Many evangelical denominations used the station for Christian programming, including Bible teaching and preaching. New Life Radio also has served as a seminary of sorts, including teaching on biblical subjects, for many who could not attend a traditional seminary.
“For communities that would never be able to get an FM channel, this satellite signal would provide a resource for local evangelism and discipleship,” Johnson said.
But everything changed when Vladimir Putin came into office as president. It became difficult for Christian media development.

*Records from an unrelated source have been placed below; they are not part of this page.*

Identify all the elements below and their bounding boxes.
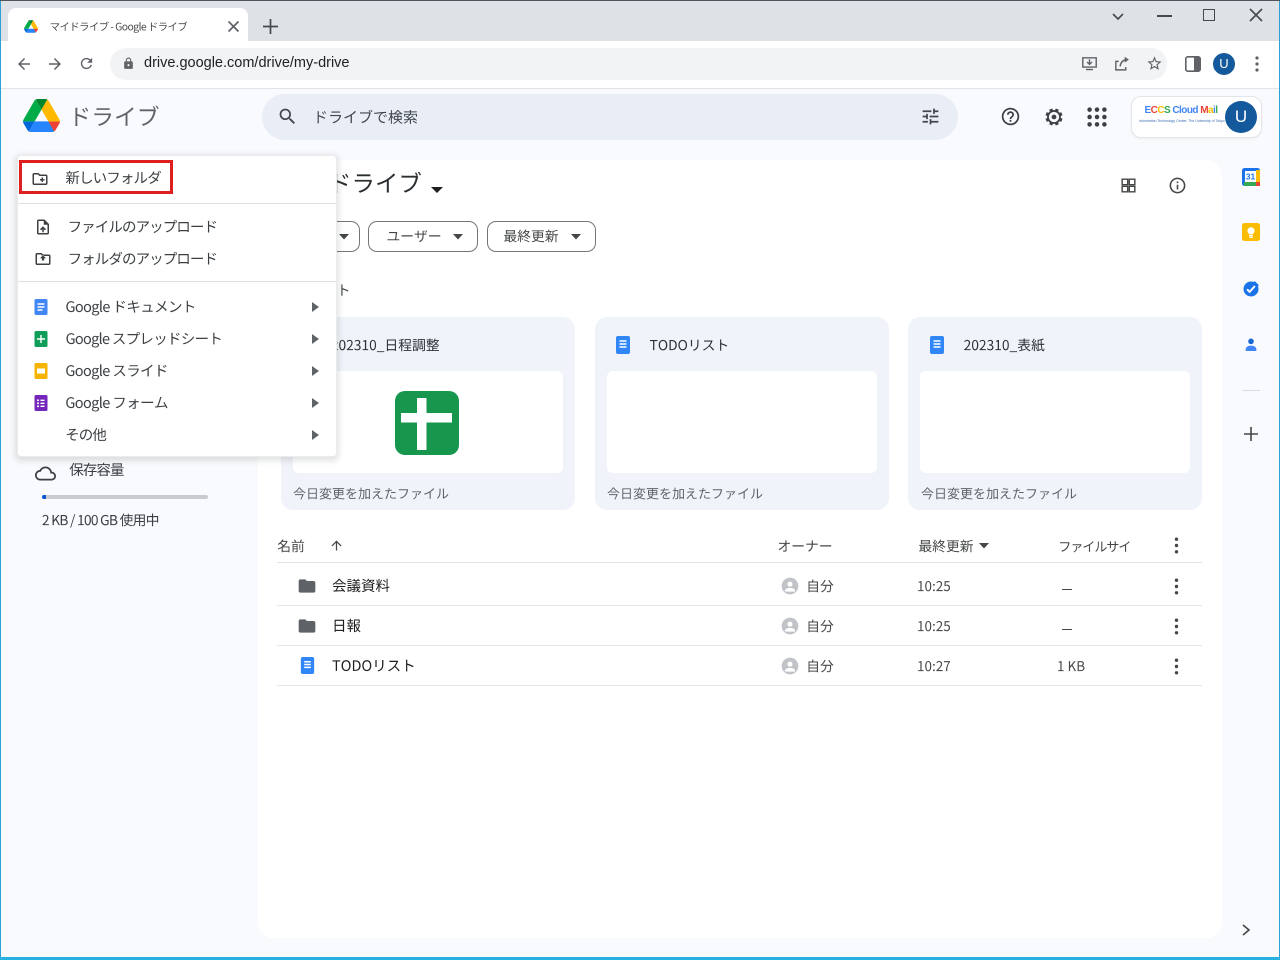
- svg-text:31: 31: [1246, 172, 1256, 182]
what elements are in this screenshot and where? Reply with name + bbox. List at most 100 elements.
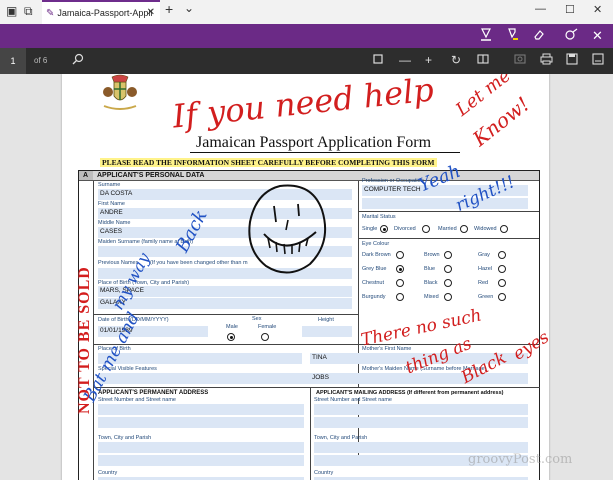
- eye-burgundy-radio[interactable]: [396, 293, 404, 301]
- eye-brown-label: Brown: [424, 252, 440, 258]
- profession-label: Profession or Occupation: [362, 178, 424, 184]
- eye-grey-blue-radio[interactable]: [396, 265, 404, 273]
- marital-widowed-radio[interactable]: [500, 225, 508, 233]
- perm-town-field[interactable]: [98, 442, 304, 453]
- ballpoint-pen-icon[interactable]: [480, 28, 492, 45]
- search-icon[interactable]: [72, 53, 84, 68]
- mail-street-field[interactable]: [314, 404, 528, 415]
- perm-town-field-2[interactable]: [98, 455, 304, 466]
- sex-label: Sex: [252, 316, 262, 322]
- maximize-button[interactable]: ☐: [565, 3, 575, 16]
- eye-gray-label: Gray: [478, 252, 490, 258]
- pdf-viewer[interactable]: Jamaican Passport Application Form PLEAS…: [0, 74, 613, 480]
- address-divider: [310, 388, 311, 480]
- mail-town-label: Town, City and Parish: [314, 435, 368, 441]
- perm-street-field[interactable]: [98, 404, 304, 415]
- add-notes-icon[interactable]: [514, 53, 526, 68]
- marital-married-radio[interactable]: [460, 225, 468, 233]
- zoom-in-icon[interactable]: +: [425, 53, 432, 67]
- save-as-icon[interactable]: [592, 53, 604, 68]
- eye-gray-radio[interactable]: [498, 251, 506, 259]
- perm-street-label: Street Number and Street name: [98, 397, 176, 403]
- place-of-birth-field-2[interactable]: GALAXY: [98, 298, 352, 309]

In 2006, however, New Life Radio was able to initiate the first domestic Christian Internet radio service to reach a global Russian-speaking audience, including Eastern Europe, the Central Asian republics and Israel, where more than 2 million Russian-speakers live.
NLR hit another roadblock in 2019 as the Russian government set up restrictive laws on press, religion and telecommunications, including the internet, Johnson said.
“In order to save the network for Russia, we had to leave Moscow,” he recalled. “So NLR moved its operation to Odessa, Ukraine, keeping the same media channels, but shifting our work to Odessa with a new radio team.
“We have had hundreds of hurdles to overcome. We have fought state bureaucracies to get permission to work throughout the nation of Russia; we have labored for sufficient funds; we have fought attempts by various entities to close our radio stations; and sadly we eventually lost all of our FM stations in Russia.
“But God gave us satellite and Internet radio and now we cover more area than we could ever imagine.”
God has moved in powerful ways through New Life Radio, but when Russia invaded Ukraine things took a new and devastating turn.
“Now our current hurdle is a war initiated by Russia that is threatening the city of Odessa where we broadcast from,” Johnson said, “even though Odessa has been spared the horror and destruction of so many other Ukrainian cities.
“We have been forced to set up a remote studio in Iasi, Romania, just to preserve the radio network in case our radio facility in Odessa gets destroyed or loses our telecom network abilities.”
The tragic events in Ukraine are opening up new opportunities for God to work in that country, Johnson said.
“If we can survive intact, we are ready to begin an entirely new aspect of our broadcasting to provide new opportunities for Ukrainians to hear the word of God over local FM or internet, even as we continue to minister to the Russian-speaking world that also will suffer in their own way for a long time,” Johnson explained. “NLR will encourage the church in all these countries to be in the Word, and to do the work of an evangelist.”
There are two keys to continued success for New Life Radio — prayer and financial support, Johnson said.
“Pray for peace,” He urged. “Pray for our staff as they continue to serve these nations at war, even at the risk of their lives from bombing.”
He noted that once the war is over, believers can pray that God opens the hearts of government officials to grant New Life Radio FM radio channels in hundreds of Ukrainian cities.
“Then pray that God provides us new missions partners in America,” Johnson added, “to help us with the funding that we need to subsidize this radio network for the evangelical church in Russia, Belarus, Ukraine and other nations that depend on our programming, to aid them in local evangelism and discipleship activities.
“New Life Radio has always provided Russia and Ukraine’s Baptist leaders free airtime, but we have never received Baptist support in America, save two small congregations,” he said. “We hope Baptists across America will step up to help us, because even as Ukraine needs humanitarian assistance, they will also need even more — the word of God — so they will have hope and faith and a reason to continue living.”
New Life Radio has been subsidized for 26 years by Christian Radio for Russia, which works with a small group of some 100 individual Christians across America who send personal contributions every month.